The picture on the left shows a fluorescence microscopy picture of a group of cells. The cell membranes are indicated with a blue outline, the nuclei are shown in white and the round structures are endosomes labeled with an antibody. Fluorescence microscopy allows to measure protein concentrations and their changes over time. To visualize the shapes of endosomal membranes, electron microscopy is necessary (picture to the lower right). Combining the microscopic information in a mathematical modeling allowed the authors to understand the biophysical basis of membrane deformation in the cancer-relevant cell biological process of intraluminal vesicle formation.
The endosomal sorting complex required for transport (ESCRT) is a multi-protein complex that is required for intraluminal vesicle formation. Exactly how this protein complex facilitates the bending of the endosome membrane has been unknown.
Now, an interdisciplinary team involving the groups of Harald Stenmark, Institute for Cancer research and Centre for Cancer Cell Reprogramming and Andreas Carlson from the Department of Mathematics, UiO, has unraveled how the ESCRT machinery bends membranes.
By combining cell biological analyses and mathematical modelling, the teams could show that the membrane bends due to the crowding of the ESCRT proteins and transmembrane cargo and that this process can occur without the requirement for energy in the form of ATP hydrolysis.
From the Stenmark team, cell biologists Eva Wenzel and Camilla Raiborg provided quantitative fluorescence microscopy data of endosomes, which were filmed in living cells.

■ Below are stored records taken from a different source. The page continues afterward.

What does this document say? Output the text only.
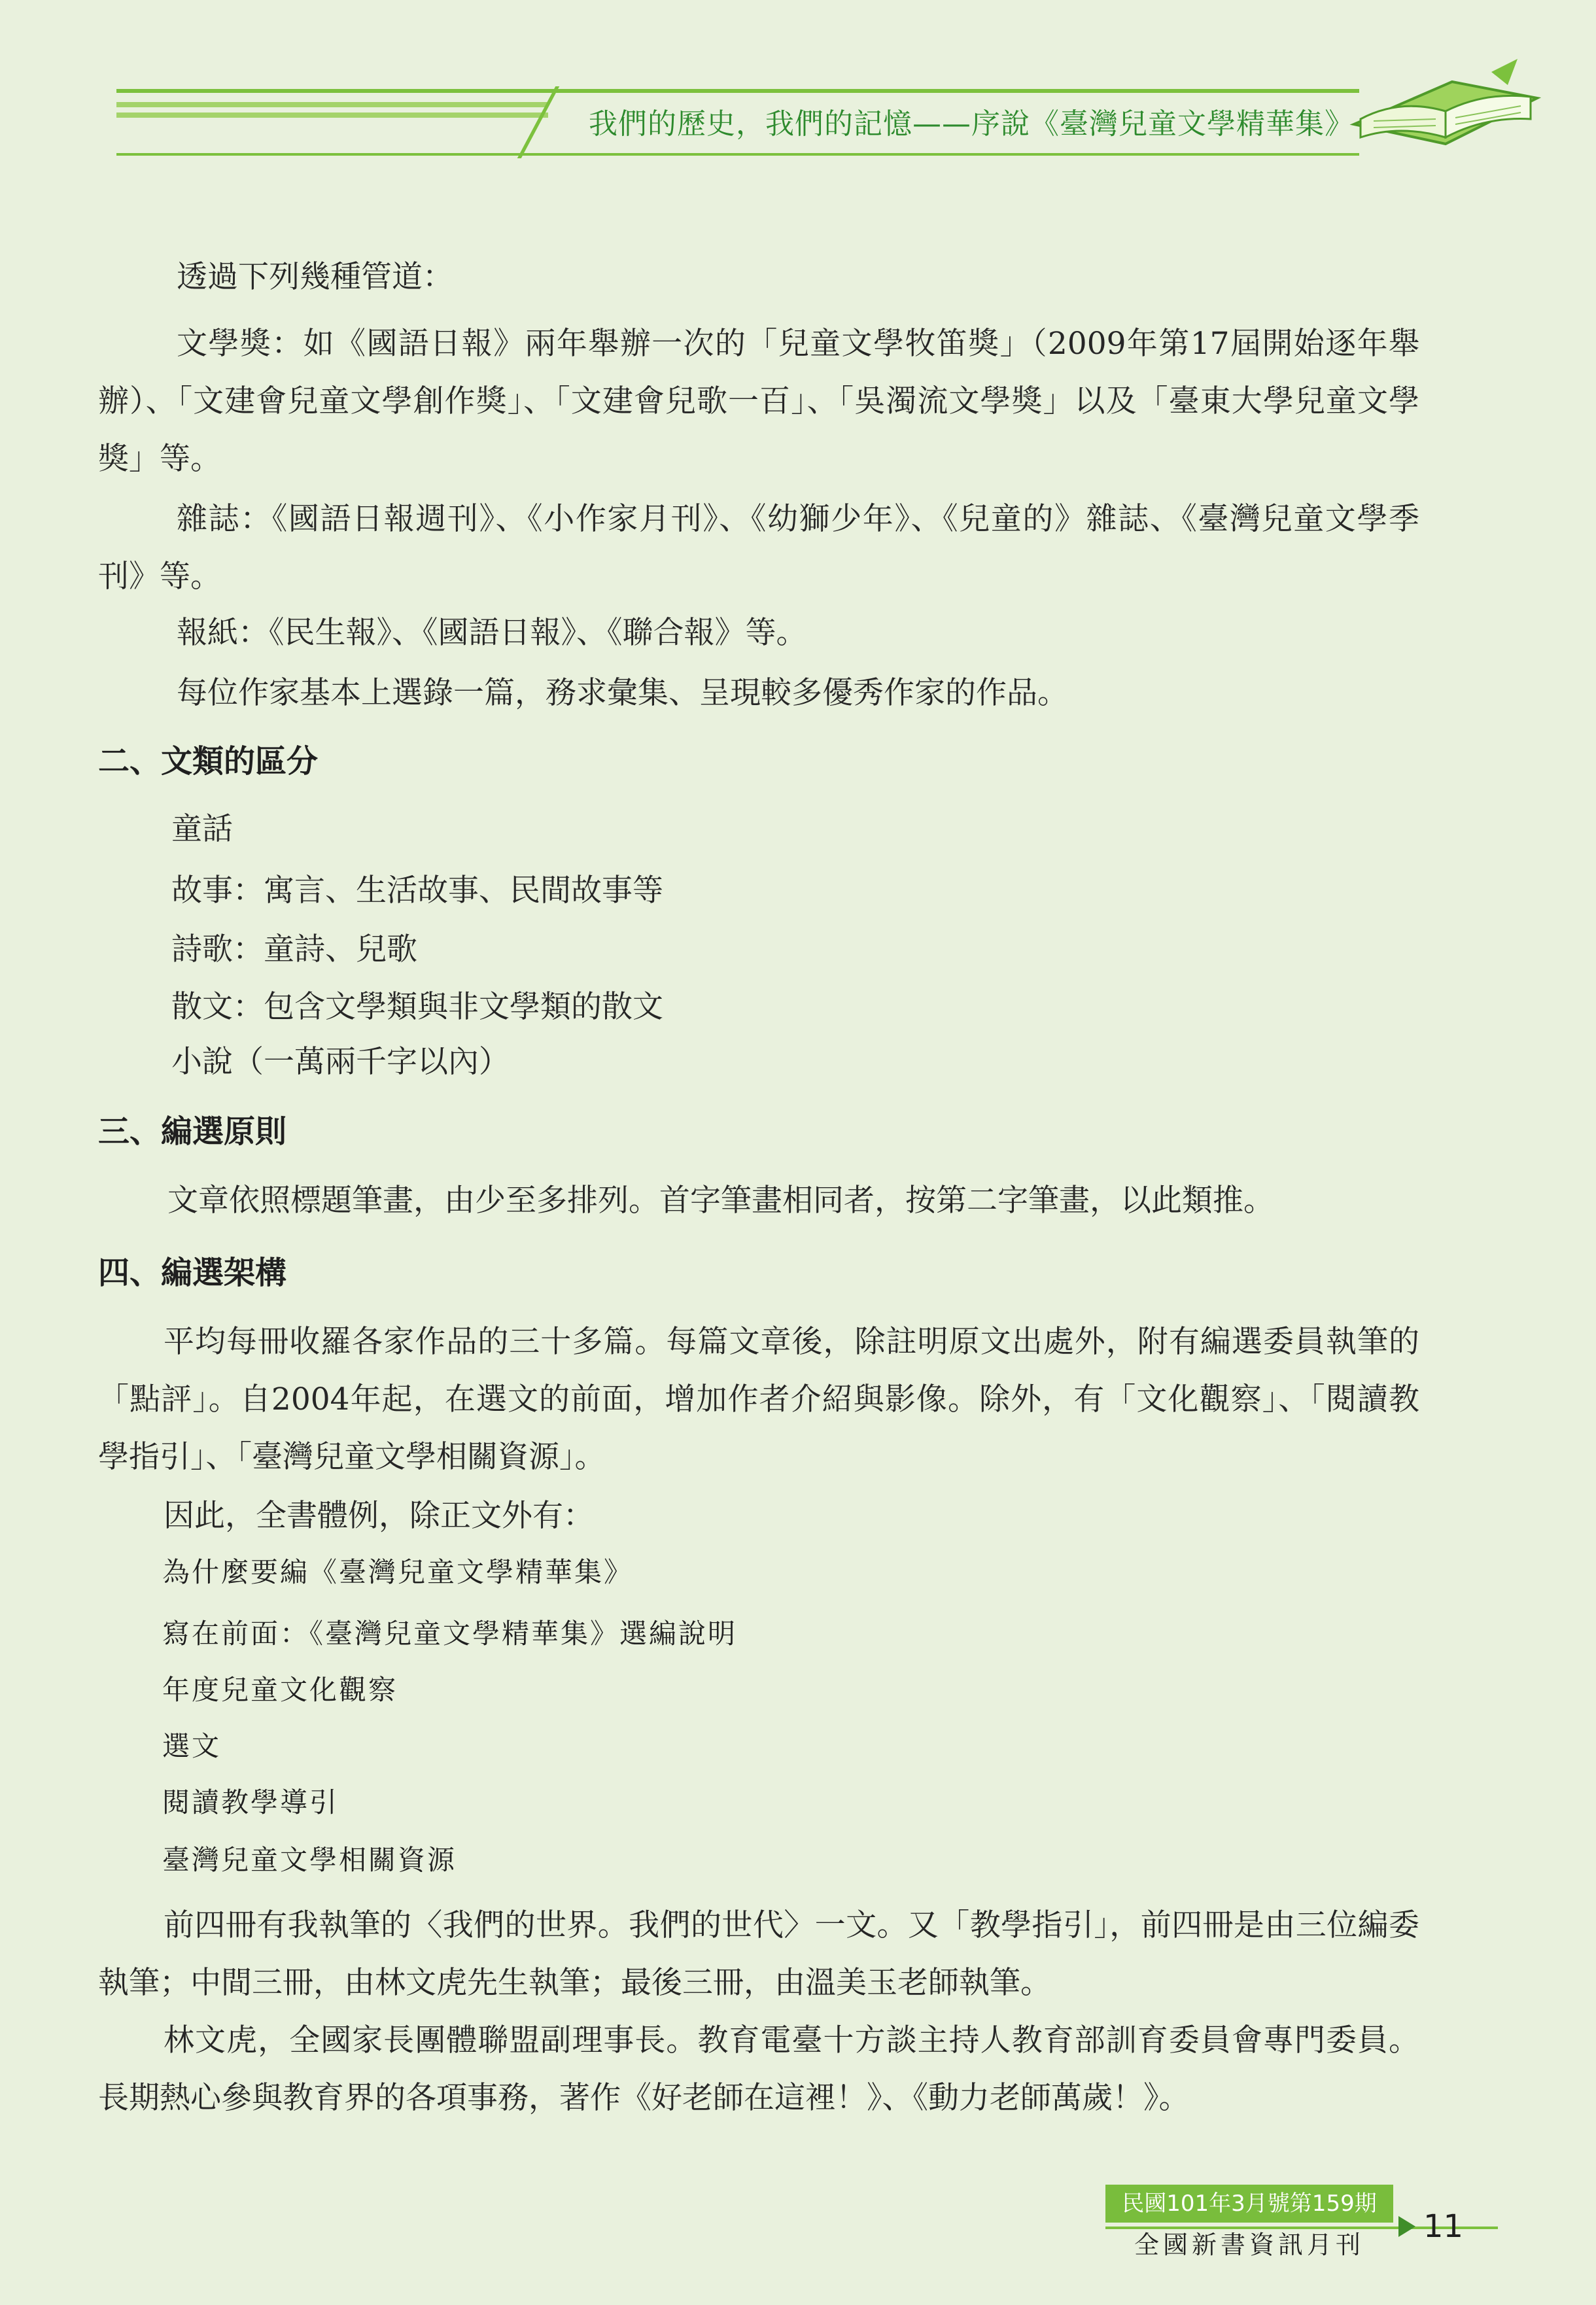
我們的歷史，我們的記憶——序說《臺灣兒童文學精華集》
透過下列幾種管道：
文學獎：如《國語日報》兩年舉辦一次的「兒童文學牧笛獎」（2009年第17屆開始逐年舉辦）、「文建會兒童文學創作獎」、「文建會兒歌一百」、「吳濁流文學獎」以及「臺東大學兒童文學獎」等。
雜誌：《國語日報週刊》、《小作家月刊》、《幼獅少年》、《兒童的》雜誌、《臺灣兒童文學季刊》等。
報紙：《民生報》、《國語日報》、《聯合報》等。
每位作家基本上選錄一篇，務求彙集、呈現較多優秀作家的作品。
二、文類的區分
童話
故事：寓言、生活故事、民間故事等
詩歌：童詩、兒歌
散文：包含文學類與非文學類的散文
小說（一萬兩千字以內）
三、編選原則
文章依照標題筆畫，由少至多排列。首字筆畫相同者，按第二字筆畫，以此類推。
四、編選架構
平均每冊收羅各家作品的三十多篇。每篇文章後，除註明原文出處外，附有編選委員執筆的「點評」。自2004年起，在選文的前面，增加作者介紹與影像。除外，有「文化觀察」、「閱讀教學指引」、「臺灣兒童文學相關資源」。
因此，全書體例，除正文外有：
為什麼要編《臺灣兒童文學精華集》
寫在前面：《臺灣兒童文學精華集》選編說明
年度兒童文化觀察
選文
閱讀教學導引
臺灣兒童文學相關資源
前四冊有我執筆的〈我們的世界。我們的世代〉一文。又「教學指引」，前四冊是由三位編委執筆；中間三冊，由林文虎先生執筆；最後三冊，由溫美玉老師執筆。
林文虎，全國家長團體聯盟副理事長。教育電臺十方談主持人教育部訓育委員會專門委員。長期熱心參與教育界的各項事務，著作《好老師在這裡！》、《動力老師萬歲！》。
民國101年3月號第159期
全國新書資訊月刊	11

In collaboration with the Unit of Cellular Electron Microscopy (UCEM), headed by Andreas Brech, electron microscopy data allowed measurements on sizes and shapes of forming intraluminal vesicles. These combined microscopic biological data were used by biophysicist Susanne Liese in Andreas Carlson’s group to establish a mathematical model based on energy minimization of elastic surfaces in conjunction with attached protein complexes. The Stenmark team could then verify the predictions from the mathematical model experimentally by using cell biological methods and quantitative electron microscopy. An article summarizing the findings was published 2nd of November in the prestigious journal PNAS (Proceedings of the National Academy of Sciences of the United States of America).

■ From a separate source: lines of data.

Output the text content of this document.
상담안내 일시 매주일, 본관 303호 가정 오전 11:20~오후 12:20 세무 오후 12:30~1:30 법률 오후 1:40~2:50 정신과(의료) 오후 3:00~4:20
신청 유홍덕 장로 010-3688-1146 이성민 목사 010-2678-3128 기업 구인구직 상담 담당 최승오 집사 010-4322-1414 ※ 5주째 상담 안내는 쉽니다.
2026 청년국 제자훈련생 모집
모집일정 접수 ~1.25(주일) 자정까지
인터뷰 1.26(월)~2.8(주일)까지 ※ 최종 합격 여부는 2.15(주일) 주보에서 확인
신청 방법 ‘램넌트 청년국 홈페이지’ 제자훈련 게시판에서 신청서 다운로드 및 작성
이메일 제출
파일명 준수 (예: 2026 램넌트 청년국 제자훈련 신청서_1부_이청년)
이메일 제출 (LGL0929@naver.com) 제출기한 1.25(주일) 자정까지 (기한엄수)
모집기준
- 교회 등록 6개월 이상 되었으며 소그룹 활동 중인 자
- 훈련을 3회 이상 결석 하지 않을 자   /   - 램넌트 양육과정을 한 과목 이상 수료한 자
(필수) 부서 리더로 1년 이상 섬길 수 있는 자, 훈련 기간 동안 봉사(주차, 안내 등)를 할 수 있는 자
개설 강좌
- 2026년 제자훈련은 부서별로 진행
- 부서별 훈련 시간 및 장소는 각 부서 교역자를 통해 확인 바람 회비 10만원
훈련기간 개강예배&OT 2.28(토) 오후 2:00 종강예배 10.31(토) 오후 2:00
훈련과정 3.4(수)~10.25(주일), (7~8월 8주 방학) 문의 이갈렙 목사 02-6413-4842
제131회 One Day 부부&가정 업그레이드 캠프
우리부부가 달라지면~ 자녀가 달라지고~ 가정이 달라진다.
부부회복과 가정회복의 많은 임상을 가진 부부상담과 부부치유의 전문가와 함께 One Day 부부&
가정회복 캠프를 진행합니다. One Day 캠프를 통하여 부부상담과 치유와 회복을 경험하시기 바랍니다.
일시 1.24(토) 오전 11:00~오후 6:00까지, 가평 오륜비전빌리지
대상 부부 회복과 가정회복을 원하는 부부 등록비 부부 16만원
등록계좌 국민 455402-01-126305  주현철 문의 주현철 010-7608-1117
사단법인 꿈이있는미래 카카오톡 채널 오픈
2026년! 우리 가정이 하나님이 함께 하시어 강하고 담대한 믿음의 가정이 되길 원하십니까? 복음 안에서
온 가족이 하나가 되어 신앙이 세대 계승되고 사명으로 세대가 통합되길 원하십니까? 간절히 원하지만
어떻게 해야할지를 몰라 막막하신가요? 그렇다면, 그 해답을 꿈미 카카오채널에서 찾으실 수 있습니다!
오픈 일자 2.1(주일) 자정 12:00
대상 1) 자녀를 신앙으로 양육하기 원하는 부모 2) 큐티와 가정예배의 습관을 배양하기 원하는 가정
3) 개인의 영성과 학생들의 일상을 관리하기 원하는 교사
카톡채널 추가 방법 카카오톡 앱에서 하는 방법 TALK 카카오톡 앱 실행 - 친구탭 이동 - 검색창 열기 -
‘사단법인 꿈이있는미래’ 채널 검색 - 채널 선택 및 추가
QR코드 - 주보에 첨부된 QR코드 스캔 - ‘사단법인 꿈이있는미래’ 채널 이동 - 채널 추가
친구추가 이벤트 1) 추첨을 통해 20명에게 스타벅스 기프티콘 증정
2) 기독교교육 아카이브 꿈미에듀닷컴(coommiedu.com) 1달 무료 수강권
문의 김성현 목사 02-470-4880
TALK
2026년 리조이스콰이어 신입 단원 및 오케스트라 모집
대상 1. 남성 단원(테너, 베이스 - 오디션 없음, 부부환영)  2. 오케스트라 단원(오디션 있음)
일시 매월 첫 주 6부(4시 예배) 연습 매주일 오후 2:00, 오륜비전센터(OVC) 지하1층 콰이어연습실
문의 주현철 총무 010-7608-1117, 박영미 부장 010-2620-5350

Team Stenmark (OUS, ICR, CanCell):
Team Carlson (UiO):
Biophysicists Susanne Liese and Rossana Rojas Molina
The article in PNAS:
Susanne Liese, Eva Maria Wenzel, Ingrid Kjos, Rossana V. Rojas Molina, Sebastian W. Schultz, Andreas Brech, Harald Stenmark, Camilla Raiborg and Andreas Carlson: Protein Crowding Mediates Membrane Remodeling in Upstream ESCRT-induced Formation of Intraluminal Vesicles. PNAS, November 2 2020.
The previous article in Nature Communications which formed the basis for the current follow-up study:
Wenzel EM, Schultz SW, Schink KO, Pedersen NM, Nähse V, Carlson A, Brech A, Stenmark H, Raiborg C. Concerted ESCRT and clathrin recruitment waves define the timing and morphology of intraluminal vesicle formation.
Nat Commun. 2018 Jul 26;9(1):2932. doi: 10.1038/s41467-018-05345-8.